Technolila Webtools
3 views

Computed Truth

The SQL Query Cost Estimator proves that **Index Seek (O(log N))** operations are exponentially faster than **Full Table Scans (O(N))** as data grows. For a table with 1M rows, an Index Seek is ~20,000x cheaper than a Full Scan. However, at >10-15% selectivity, the Database Optimizer often forces a partial scan due to Random I/O penalties.

SQL Query Cost Estimator

Estimate Query Cost

Low % = highly selective (good for indexes)

The Technical Proof

Database cost models rely on Page Reads as the primary currency. The formula differs by access method:

1. Full Table Scan (Heap Scan) - \( O(N) \)

$$ Cost_{scan} = \frac{N_{rows} \times Row_{width}}{Page_{size}} $$
Every page is read sequentially. High throughput, but reads unnecessary data.

2. Index Seek (B-Tree Loop) - \( O(\log N) \)

$$ Cost_{seek} = Height_{tree} + \lceil Selectivity \times N_{rows} \rceil $$
Where \( Height_{tree} \approx \log_{branching\_factor}(Pages) \). Usually 3-4 reads deep. Efficient for fetching specific rows.
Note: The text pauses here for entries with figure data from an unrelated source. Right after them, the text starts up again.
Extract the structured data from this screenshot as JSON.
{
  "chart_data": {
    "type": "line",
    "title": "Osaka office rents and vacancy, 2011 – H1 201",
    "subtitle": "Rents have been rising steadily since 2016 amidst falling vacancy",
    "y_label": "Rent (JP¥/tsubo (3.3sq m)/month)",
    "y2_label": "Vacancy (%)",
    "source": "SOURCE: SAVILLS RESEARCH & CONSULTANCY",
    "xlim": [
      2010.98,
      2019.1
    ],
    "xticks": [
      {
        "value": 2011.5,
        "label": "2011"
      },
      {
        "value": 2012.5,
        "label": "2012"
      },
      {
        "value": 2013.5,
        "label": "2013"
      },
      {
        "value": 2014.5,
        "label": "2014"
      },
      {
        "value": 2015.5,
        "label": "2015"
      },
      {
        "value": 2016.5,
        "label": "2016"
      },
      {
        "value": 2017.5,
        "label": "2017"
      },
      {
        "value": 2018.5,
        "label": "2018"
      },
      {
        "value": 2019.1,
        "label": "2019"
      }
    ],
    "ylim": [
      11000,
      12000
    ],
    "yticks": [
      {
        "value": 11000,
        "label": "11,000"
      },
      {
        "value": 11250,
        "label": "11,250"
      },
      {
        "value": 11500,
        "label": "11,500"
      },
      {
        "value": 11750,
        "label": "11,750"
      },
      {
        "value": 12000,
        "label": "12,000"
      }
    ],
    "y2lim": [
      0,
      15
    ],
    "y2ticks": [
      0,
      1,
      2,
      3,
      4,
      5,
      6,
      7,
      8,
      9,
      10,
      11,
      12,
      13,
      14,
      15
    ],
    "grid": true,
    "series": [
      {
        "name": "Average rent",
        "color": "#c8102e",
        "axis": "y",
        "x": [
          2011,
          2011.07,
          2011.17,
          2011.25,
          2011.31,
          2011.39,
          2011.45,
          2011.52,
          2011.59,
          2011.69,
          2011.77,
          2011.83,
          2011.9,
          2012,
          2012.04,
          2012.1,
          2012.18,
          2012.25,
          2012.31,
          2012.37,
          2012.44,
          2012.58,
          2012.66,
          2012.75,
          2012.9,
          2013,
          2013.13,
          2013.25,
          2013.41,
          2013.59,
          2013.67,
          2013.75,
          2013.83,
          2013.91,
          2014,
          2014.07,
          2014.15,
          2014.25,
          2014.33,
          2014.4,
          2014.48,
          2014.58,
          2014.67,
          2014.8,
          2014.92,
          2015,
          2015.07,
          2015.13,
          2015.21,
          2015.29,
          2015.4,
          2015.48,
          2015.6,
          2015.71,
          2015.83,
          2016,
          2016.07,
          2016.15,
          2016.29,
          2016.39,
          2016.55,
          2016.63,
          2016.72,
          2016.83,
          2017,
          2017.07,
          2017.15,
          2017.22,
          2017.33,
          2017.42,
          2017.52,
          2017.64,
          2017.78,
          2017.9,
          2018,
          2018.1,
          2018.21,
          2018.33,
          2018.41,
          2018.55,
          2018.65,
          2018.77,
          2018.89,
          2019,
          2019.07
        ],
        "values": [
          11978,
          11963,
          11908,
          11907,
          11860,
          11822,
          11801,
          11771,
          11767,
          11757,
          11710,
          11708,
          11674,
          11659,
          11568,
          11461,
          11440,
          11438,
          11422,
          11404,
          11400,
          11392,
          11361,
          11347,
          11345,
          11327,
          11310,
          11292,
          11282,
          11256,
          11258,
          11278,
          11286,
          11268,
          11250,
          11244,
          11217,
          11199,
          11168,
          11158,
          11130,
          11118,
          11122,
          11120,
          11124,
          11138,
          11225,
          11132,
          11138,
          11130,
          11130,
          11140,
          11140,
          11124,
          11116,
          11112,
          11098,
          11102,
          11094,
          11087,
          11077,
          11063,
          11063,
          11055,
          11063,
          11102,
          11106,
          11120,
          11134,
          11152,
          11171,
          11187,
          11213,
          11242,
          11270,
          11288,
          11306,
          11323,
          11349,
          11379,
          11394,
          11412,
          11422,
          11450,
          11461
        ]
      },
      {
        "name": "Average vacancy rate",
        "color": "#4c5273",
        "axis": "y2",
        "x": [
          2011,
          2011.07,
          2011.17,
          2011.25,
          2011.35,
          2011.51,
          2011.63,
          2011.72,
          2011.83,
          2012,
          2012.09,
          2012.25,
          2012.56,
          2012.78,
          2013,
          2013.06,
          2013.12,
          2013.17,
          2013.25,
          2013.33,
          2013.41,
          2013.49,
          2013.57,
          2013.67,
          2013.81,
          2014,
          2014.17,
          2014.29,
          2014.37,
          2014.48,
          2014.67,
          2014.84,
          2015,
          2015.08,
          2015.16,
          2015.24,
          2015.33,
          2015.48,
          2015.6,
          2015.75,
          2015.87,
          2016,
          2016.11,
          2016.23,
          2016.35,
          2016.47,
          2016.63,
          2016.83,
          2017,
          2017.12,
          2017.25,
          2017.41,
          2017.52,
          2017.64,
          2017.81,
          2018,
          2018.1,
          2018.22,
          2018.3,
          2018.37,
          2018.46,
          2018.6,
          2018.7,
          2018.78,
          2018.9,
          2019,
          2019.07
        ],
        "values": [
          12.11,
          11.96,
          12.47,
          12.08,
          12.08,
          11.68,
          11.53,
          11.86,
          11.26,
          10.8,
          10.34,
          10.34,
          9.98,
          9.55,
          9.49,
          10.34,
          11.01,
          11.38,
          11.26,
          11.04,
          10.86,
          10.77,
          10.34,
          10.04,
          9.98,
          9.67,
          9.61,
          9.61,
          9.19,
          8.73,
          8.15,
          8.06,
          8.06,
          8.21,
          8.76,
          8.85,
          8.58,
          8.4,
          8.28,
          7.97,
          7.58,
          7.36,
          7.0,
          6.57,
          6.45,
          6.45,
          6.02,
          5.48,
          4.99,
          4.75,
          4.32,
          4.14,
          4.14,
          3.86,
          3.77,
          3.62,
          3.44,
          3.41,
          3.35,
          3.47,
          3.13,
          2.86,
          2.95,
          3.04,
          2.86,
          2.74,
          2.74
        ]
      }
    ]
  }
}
Note: This model assumes a Cold Buffer Cache (worst-case I/O). In a Warm Cache scenario, logical reads are CPU-bound, not I/O-bound.

Step-by-Step Logic

  1. Input Analysis: User provides Table Size (\( N \)) and Selectivity (\( S \)).
  2. Determine Access Path:
    • If "Scan" is selected, the engine must traverse all Leaf Pages.
    • If "Index Seek" is selected, the engine traverses the B-Tree Root \(\to\) Intermediate \(\to\) Leaf.
  3. Calculate Page Cost:
    • Assume average row width of 200 bytes.
    • Rows per page = \( Page_{size} / 200 \).
    • Total Pages = \( N / Rows_{page} \).
  4. Apply Optimizer Heuristics: If Selectivity \( > 15\% \), warn that Random I/O cost exceeds Sequential Scan cost, likely causing an Index Scan flip.
  5. Convert to Time: Map Page Reads to hardware latency (HDD vs SSD standards).